Wednesday, September 16, 2009

Day 31 (beginning of phase 2)

I want to share a quote that my husband emailed me last night--it's from an Onion AV Club interview of Ira Kaplan, guitarist of Yo La Tengo:

AVC: When you were a teenager and standing in front of your mirror pretending to be a rock star, who were you pretending to be?

IK: Huh. [Laughs.] You know, by the time I was a teenager, I’m not sure I was doing that. I’m not saying I wasn’t standing in front of a mirror, but by then I may have been foolhardy enough to think I was being myself.

Then my husband added his own thought:

I think it's an interesting way, possibly, to think about how (some) people realize their dreams. There comes a time when we stop fantasizing about being someone else and start picturing ourselves doing the things we dream of doing.
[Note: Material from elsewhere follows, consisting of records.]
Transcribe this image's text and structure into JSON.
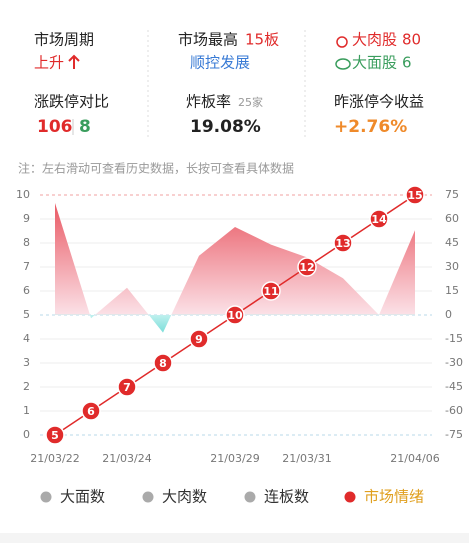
{
  "stats": {
    "cycle": {
      "label": "市场周期",
      "value": "上升"
    },
    "highest": {
      "label": "市场最高",
      "value": "15板",
      "stock": "顺控发展"
    },
    "meat": {
      "label": "大肉股",
      "value": "80"
    },
    "noodle": {
      "label": "大面股",
      "value": "6"
    },
    "limit": {
      "label": "涨跌停对比",
      "up": "106",
      "down": "8"
    },
    "broken": {
      "label": "炸板率",
      "count": "25家",
      "value": "19.08%"
    },
    "yield": {
      "label": "昨涨停今收益",
      "value": "+2.76%"
    }
  },
  "note": "注：左右滑动可查看历史数据，长按可查看具体数据",
  "chart_data": {
    "type": "line",
    "categories": [
      "21/03/22",
      null,
      "21/03/24",
      null,
      null,
      "21/03/29",
      null,
      "21/03/31",
      null,
      null,
      "21/04/06"
    ],
    "ylim": [
      0,
      10
    ],
    "yticks": [
      0,
      1,
      2,
      3,
      4,
      5,
      6,
      7,
      8,
      9,
      10
    ],
    "y2lim": [
      -75,
      75
    ],
    "y2ticks": [
      -75,
      -60,
      -45,
      -30,
      -15,
      0,
      15,
      30,
      45,
      60,
      75
    ],
    "y3lim": [
      5,
      15
    ],
    "series": [
      {
        "name": "市场情绪",
        "color": "#e8505b",
        "axis": "y2",
        "values": [
          70,
          -2,
          17,
          -11,
          37,
          55,
          44,
          36,
          23,
          0,
          53
        ]
      },
      {
        "color": "#e02b2b",
        "axis": "y3",
        "values": [
          5,
          6,
          7,
          8,
          9,
          10,
          11,
          12,
          13,
          14,
          15
        ]
      }
    ],
    "legend": [
      {
        "name": "大面数",
        "color": "#aaaaaa"
      },
      {
        "name": "大肉数",
        "color": "#aaaaaa"
      },
      {
        "name": "连板数",
        "color": "#aaaaaa"
      },
      {
        "name": "市场情绪",
        "color": "#e02b2b"
      }
    ]
  }
}
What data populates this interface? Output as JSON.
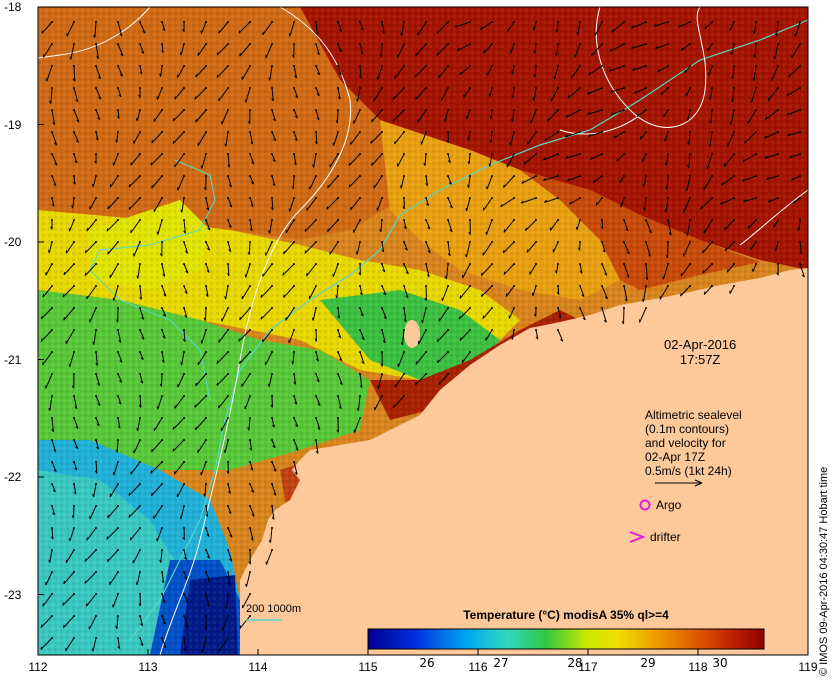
{
  "map": {
    "region": "NW Australia coast",
    "x_ticks": [
      "112",
      "113",
      "114",
      "115",
      "116",
      "117",
      "118",
      "119"
    ],
    "y_ticks": [
      "-18",
      "-19",
      "-20",
      "-21",
      "-22",
      "-23"
    ],
    "date_line1": "02-Apr-2016",
    "date_line2": "17:57Z",
    "sealevel_lines": [
      "Altimetric sealevel",
      "(0.1m contours)",
      "and velocity for",
      "02-Apr 17Z",
      "0.5m/s  (1kt 24h)"
    ],
    "legend_argo": "Argo",
    "legend_drifter": "drifter",
    "depth_legend": "200  1000m",
    "colorbar_title": "Temperature (°C) modisA 35% ql>=4",
    "colorbar_ticks": [
      "26",
      "27",
      "28",
      "29",
      "30"
    ],
    "credit": "© IMOS 09-Apr-2016 04:30:47 Hobart time",
    "colors": {
      "land": "#fdc99b",
      "very_warm": "#a01100",
      "warm": "#e0701c",
      "yellow": "#e8e400",
      "green": "#38c83c",
      "cyan": "#30c0e8",
      "dark_blue": "#00208c",
      "contour": "#ffffff",
      "isobath": "#55d8c8",
      "argo": "#e020e0"
    }
  }
}
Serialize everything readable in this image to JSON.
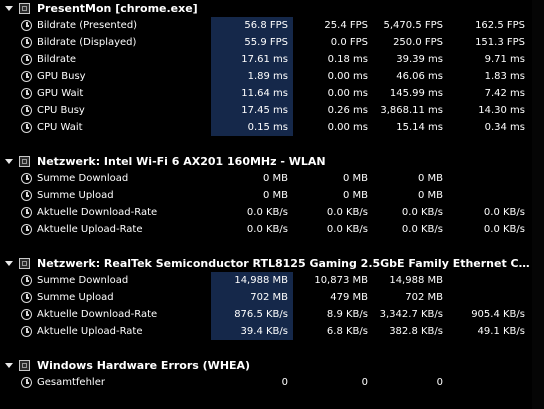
{
  "groups": [
    {
      "title": "PresentMon [chrome.exe]",
      "rows": [
        {
          "label": "Bildrate (Presented)",
          "v1": "56.8 FPS",
          "v2": "25.4 FPS",
          "v3": "5,470.5 FPS",
          "v4": "162.5 FPS"
        },
        {
          "label": "Bildrate (Displayed)",
          "v1": "55.9 FPS",
          "v2": "0.0 FPS",
          "v3": "250.0 FPS",
          "v4": "151.3 FPS"
        },
        {
          "label": "Bildrate",
          "v1": "17.61 ms",
          "v2": "0.18 ms",
          "v3": "39.39 ms",
          "v4": "9.71 ms"
        },
        {
          "label": "GPU Busy",
          "v1": "1.89 ms",
          "v2": "0.00 ms",
          "v3": "46.06 ms",
          "v4": "1.83 ms"
        },
        {
          "label": "GPU Wait",
          "v1": "11.64 ms",
          "v2": "0.00 ms",
          "v3": "145.99 ms",
          "v4": "7.42 ms"
        },
        {
          "label": "CPU Busy",
          "v1": "17.45 ms",
          "v2": "0.26 ms",
          "v3": "3,868.11 ms",
          "v4": "14.30 ms"
        },
        {
          "label": "CPU Wait",
          "v1": "0.15 ms",
          "v2": "0.00 ms",
          "v3": "15.14 ms",
          "v4": "0.34 ms"
        }
      ]
    },
    {
      "title": "Netzwerk: Intel Wi-Fi 6 AX201 160MHz - WLAN",
      "rows": [
        {
          "label": "Summe Download",
          "v1": "0 MB",
          "v2": "0 MB",
          "v3": "0 MB",
          "v4": ""
        },
        {
          "label": "Summe Upload",
          "v1": "0 MB",
          "v2": "0 MB",
          "v3": "0 MB",
          "v4": ""
        },
        {
          "label": "Aktuelle Download-Rate",
          "v1": "0.0 KB/s",
          "v2": "0.0 KB/s",
          "v3": "0.0 KB/s",
          "v4": "0.0 KB/s"
        },
        {
          "label": "Aktuelle Upload-Rate",
          "v1": "0.0 KB/s",
          "v2": "0.0 KB/s",
          "v3": "0.0 KB/s",
          "v4": "0.0 KB/s"
        }
      ]
    },
    {
      "title": "Netzwerk: RealTek Semiconductor RTL8125 Gaming 2.5GbE Family Ethernet Controller...",
      "rows": [
        {
          "label": "Summe Download",
          "v1": "14,988 MB",
          "v2": "10,873 MB",
          "v3": "14,988 MB",
          "v4": ""
        },
        {
          "label": "Summe Upload",
          "v1": "702 MB",
          "v2": "479 MB",
          "v3": "702 MB",
          "v4": ""
        },
        {
          "label": "Aktuelle Download-Rate",
          "v1": "876.5 KB/s",
          "v2": "8.9 KB/s",
          "v3": "3,342.7 KB/s",
          "v4": "905.4 KB/s"
        },
        {
          "label": "Aktuelle Upload-Rate",
          "v1": "39.4 KB/s",
          "v2": "6.8 KB/s",
          "v3": "382.8 KB/s",
          "v4": "49.1 KB/s"
        }
      ]
    },
    {
      "title": "Windows Hardware Errors (WHEA)",
      "rows": [
        {
          "label": "Gesamtfehler",
          "v1": "0",
          "v2": "0",
          "v3": "0",
          "v4": ""
        }
      ]
    }
  ]
}
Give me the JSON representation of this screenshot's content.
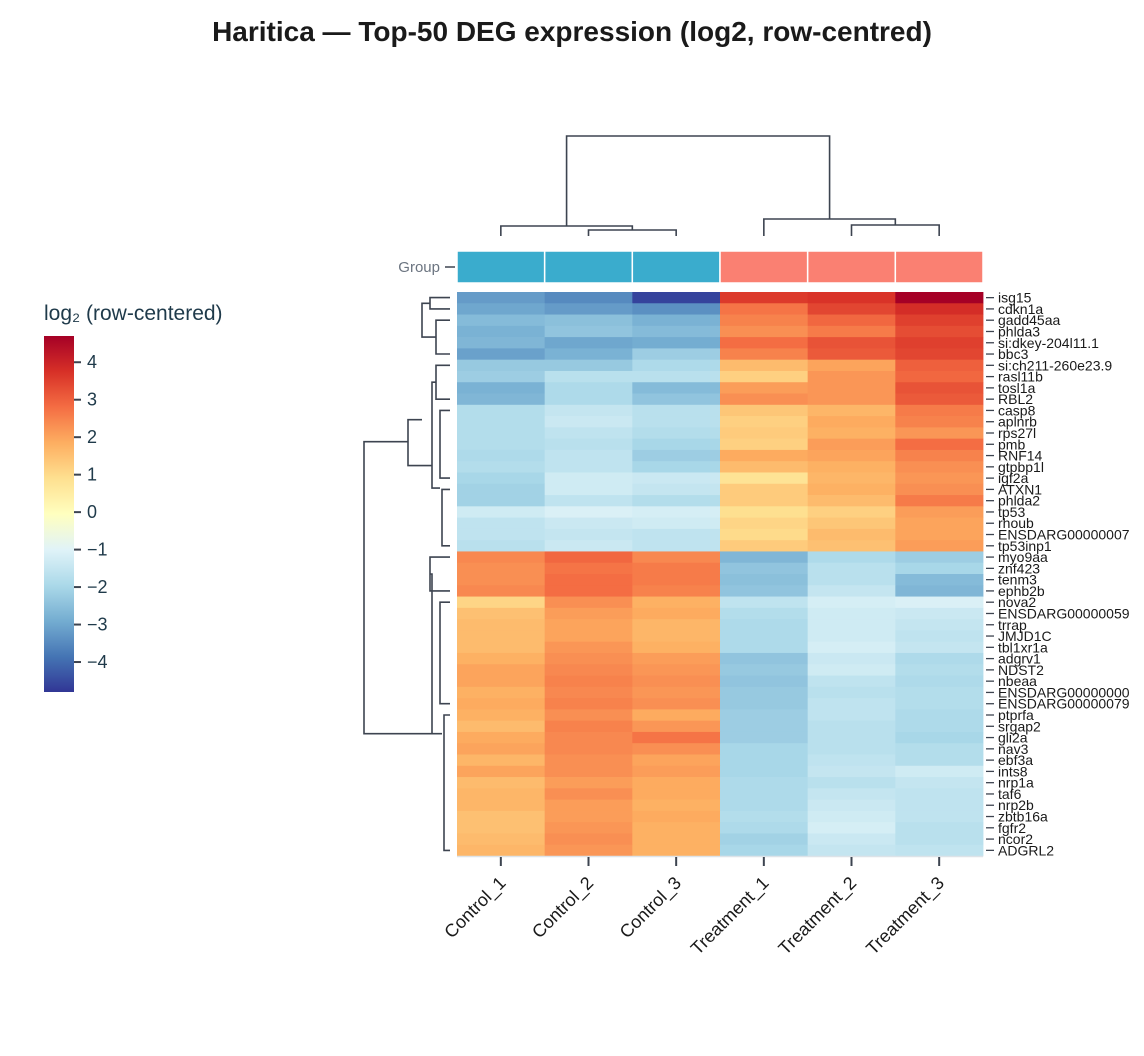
{
  "chart_data": {
    "type": "heatmap",
    "title": "Haritica — Top-50 DEG expression (log2, row-centred)",
    "colorbar": {
      "label": "log₂ (row-centered)",
      "range": [
        -4.8,
        4.7
      ],
      "ticks": [
        4,
        3,
        2,
        1,
        0,
        -1,
        -2,
        -3,
        -4
      ],
      "tick_labels": [
        "4",
        "3",
        "2",
        "1",
        "0",
        "−1",
        "−2",
        "−3",
        "−4"
      ],
      "colormap": "RdYlBu_r"
    },
    "annotation_row": {
      "label": "Group",
      "colors": {
        "Control": "#3aaccd",
        "Treatment": "#fa8072"
      },
      "assignments": [
        "Control",
        "Control",
        "Control",
        "Treatment",
        "Treatment",
        "Treatment"
      ]
    },
    "columns": [
      "Control_1",
      "Control_2",
      "Control_3",
      "Treatment_1",
      "Treatment_2",
      "Treatment_3"
    ],
    "row_labels": [
      "isg15",
      "cdkn1a",
      "gadd45aa",
      "phlda3",
      "si:dkey-204l11.1",
      "bbc3",
      "si:ch211-260e23.9",
      "rasl11b",
      "tosl1a",
      "RBL2",
      "casp8",
      "aplnrb",
      "rps27l",
      "pmb",
      "RNF14",
      "gtpbp1l",
      "igf2a",
      "ATXN1",
      "phlda2",
      "tp53",
      "rhoub",
      "ENSDARG00000007",
      "tp53inp1",
      "myo9aa",
      "znf423",
      "tenm3",
      "ephb2b",
      "nova2",
      "ENSDARG00000059",
      "trrap",
      "JMJD1C",
      "tbl1xr1a",
      "adgrv1",
      "NDST2",
      "nbeaa",
      "ENSDARG00000000",
      "ENSDARG00000079",
      "ptprfa",
      "srgap2",
      "gli2a",
      "nav3",
      "ebf3a",
      "ints8",
      "nrp1a",
      "taf6",
      "nrp2b",
      "zbtb16a",
      "fgfr2",
      "ncor2",
      "ADGRL2"
    ],
    "values": [
      [
        -3.2,
        -3.5,
        -4.6,
        3.6,
        3.7,
        4.7
      ],
      [
        -3.0,
        -3.2,
        -3.4,
        2.7,
        3.4,
        3.8
      ],
      [
        -2.6,
        -2.5,
        -2.8,
        2.5,
        2.9,
        3.5
      ],
      [
        -2.8,
        -2.4,
        -2.6,
        2.3,
        2.6,
        3.3
      ],
      [
        -2.7,
        -3.0,
        -2.9,
        2.8,
        3.2,
        3.5
      ],
      [
        -3.1,
        -2.8,
        -2.2,
        2.5,
        3.1,
        3.4
      ],
      [
        -2.3,
        -2.3,
        -1.9,
        1.6,
        2.0,
        3.0
      ],
      [
        -2.2,
        -1.7,
        -1.7,
        1.2,
        2.2,
        2.9
      ],
      [
        -2.8,
        -1.9,
        -2.6,
        2.1,
        2.2,
        3.2
      ],
      [
        -2.7,
        -1.9,
        -2.4,
        2.3,
        2.2,
        3.1
      ],
      [
        -1.8,
        -1.5,
        -1.7,
        1.4,
        1.7,
        2.6
      ],
      [
        -1.8,
        -1.4,
        -1.7,
        1.2,
        1.9,
        2.5
      ],
      [
        -1.8,
        -1.6,
        -1.8,
        1.3,
        1.8,
        2.2
      ],
      [
        -1.8,
        -1.7,
        -2.0,
        1.2,
        2.1,
        2.8
      ],
      [
        -1.9,
        -1.6,
        -2.2,
        1.9,
        2.0,
        2.5
      ],
      [
        -1.8,
        -1.6,
        -2.0,
        1.6,
        1.8,
        2.3
      ],
      [
        -2.0,
        -1.3,
        -1.4,
        0.8,
        1.7,
        2.2
      ],
      [
        -2.1,
        -1.3,
        -1.5,
        1.3,
        1.8,
        2.3
      ],
      [
        -2.1,
        -1.6,
        -1.8,
        1.3,
        1.6,
        2.6
      ],
      [
        -1.3,
        -1.1,
        -1.2,
        0.9,
        1.2,
        2.1
      ],
      [
        -1.6,
        -1.4,
        -1.3,
        1.1,
        1.4,
        2.0
      ],
      [
        -1.6,
        -1.5,
        -1.6,
        1.0,
        1.6,
        2.0
      ],
      [
        -1.7,
        -1.4,
        -1.6,
        1.3,
        1.5,
        2.1
      ],
      [
        2.4,
        2.9,
        2.4,
        -2.7,
        -1.9,
        -2.2
      ],
      [
        2.3,
        2.7,
        2.6,
        -2.4,
        -1.7,
        -2.0
      ],
      [
        2.3,
        2.8,
        2.6,
        -2.5,
        -1.7,
        -2.6
      ],
      [
        2.4,
        2.8,
        2.5,
        -2.4,
        -1.5,
        -2.7
      ],
      [
        1.1,
        2.3,
        1.8,
        -1.6,
        -1.2,
        -1.1
      ],
      [
        1.5,
        2.1,
        1.9,
        -1.8,
        -1.3,
        -1.4
      ],
      [
        1.6,
        2.0,
        1.7,
        -1.9,
        -1.3,
        -1.5
      ],
      [
        1.6,
        2.0,
        1.7,
        -1.9,
        -1.3,
        -1.6
      ],
      [
        1.6,
        2.2,
        1.8,
        -1.9,
        -1.2,
        -1.5
      ],
      [
        1.8,
        2.3,
        2.1,
        -2.4,
        -1.4,
        -1.9
      ],
      [
        2.0,
        2.4,
        2.2,
        -2.3,
        -1.3,
        -1.8
      ],
      [
        2.0,
        2.5,
        2.3,
        -2.4,
        -1.6,
        -1.9
      ],
      [
        1.8,
        2.4,
        2.2,
        -2.3,
        -1.7,
        -1.8
      ],
      [
        1.9,
        2.5,
        2.3,
        -2.3,
        -1.6,
        -1.8
      ],
      [
        1.8,
        2.3,
        1.9,
        -2.2,
        -1.6,
        -1.9
      ],
      [
        1.6,
        2.5,
        2.2,
        -2.2,
        -1.7,
        -1.9
      ],
      [
        1.9,
        2.4,
        2.7,
        -2.2,
        -1.7,
        -2.0
      ],
      [
        2.0,
        2.4,
        2.3,
        -2.0,
        -1.7,
        -1.8
      ],
      [
        1.7,
        2.3,
        2.0,
        -2.0,
        -1.6,
        -1.8
      ],
      [
        2.0,
        2.3,
        2.1,
        -2.0,
        -1.5,
        -1.3
      ],
      [
        1.6,
        2.1,
        1.9,
        -1.9,
        -1.7,
        -1.5
      ],
      [
        1.7,
        2.3,
        1.9,
        -1.9,
        -1.5,
        -1.6
      ],
      [
        1.7,
        2.1,
        1.8,
        -1.9,
        -1.4,
        -1.6
      ],
      [
        1.5,
        2.1,
        1.9,
        -1.8,
        -1.3,
        -1.6
      ],
      [
        1.5,
        2.2,
        1.8,
        -1.9,
        -1.2,
        -1.7
      ],
      [
        1.6,
        2.3,
        1.8,
        -2.1,
        -1.4,
        -1.7
      ],
      [
        1.7,
        2.2,
        1.8,
        -2.0,
        -1.5,
        -1.6
      ]
    ]
  }
}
I love this. It captures the way I've been feeling over these past couple of months, and it blows me away to think I'm finally living my own life! Letting myself envision the home I want to live in and the life I want to live, and then choosing to take responsibility for my actions and my habits is the most empowering thing I've ever experienced. And I've flown a plane.

Now, back to business: I felt pretty lame giving that second excuse last night (even though I cleverly disguised it as a "caveat"), so I actually neatened up my desk before I went to bed. I just put a couple of pens away, and consolidated my piles, and I felt better. I felt compelled to stick to my commitment, which is awesome, and I also really wanted a neat desk, which is pretty awesome too.

I'm teetering between feeling like I'm not doing enough and believing that the best I can do is just fine. It's different than with the clothes. You wear some stuff, you put it away, it's done. With the desk, there's so much going on and I haven't had time to get to the bottom of it. I feel like I'm building a new habit on top of an old one (literally), instead of clearing space for a new one to take hold.

But, realistically, it's a bigger job than I have time for right now to plow through everything, so I guess I'll start here: all the loose items I use over the course of the day (pens, PostIts, fake rubber teeth my mom gave my son to play with) will find a home, and the papers will be neatened up if not put away. The bottom line is that I want my desk to be a peaceful haven when I'm done with it and when I come back to it. That's the plan, and I'm looking forward to it all working out!